The free-body diagram below describes the teapot before the table is lifted and after the table has been lifted.

Before the table is lifted, the teapot was at rest and the net force acting on the teapot in $y$ direction was $\textbf{Zero}$, which could be represented mathematically as follows

$$\sum F_{y}=F_{N}-mg=0$$

$$F_{N}=mg$$

Now, let's see what happens to the value of $F_{N}$ after the table has been lifted, from the free-body diagram at the right side of the graph below, we can see that the forces acting on the teapot in $y$ direction are $F_{N}$ and $mg \cos{(\theta)}$, and since the teapot still at rest, then the net force acting on the teapot in $y$ direction is $\textbf{Zero}$, which could be represented mathematically as follows

$$\sum F_{y}=F_{N}-mg\cos{(\theta)}=0$$

$$F_{N}=mg\cos{(\theta)}$$

Notice that $[\cos{(\theta)} < 1$ for $\theta \neq 0]$, hence

$$mg\cos{(\theta)} < mg$$

Which means that the normal force on the teapot will decrease after lifting the table.
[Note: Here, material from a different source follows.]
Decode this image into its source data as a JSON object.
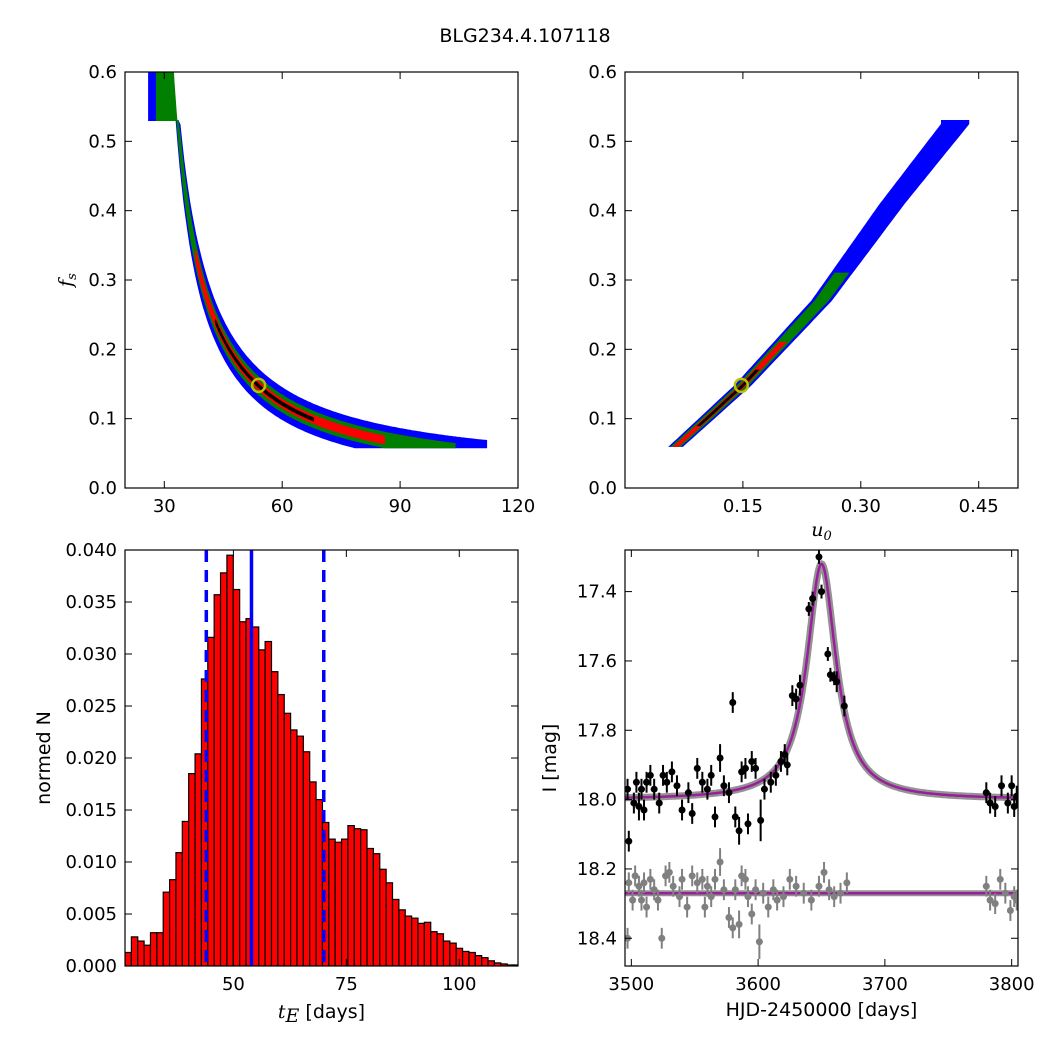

The force of static friction between the teapot and the horizontal surface at any moment before the teapot starts moving is equal to the horizontal force acting on the teapot at that moment. So, the horizontal force before the table is lifted was $\textbf{Zero}$ and became $[mg \sin{(\theta)}]$ after the table has been lifted, meaning that the horizontal force increased after the table has been lifted which in turns means that the force of static friction has increased.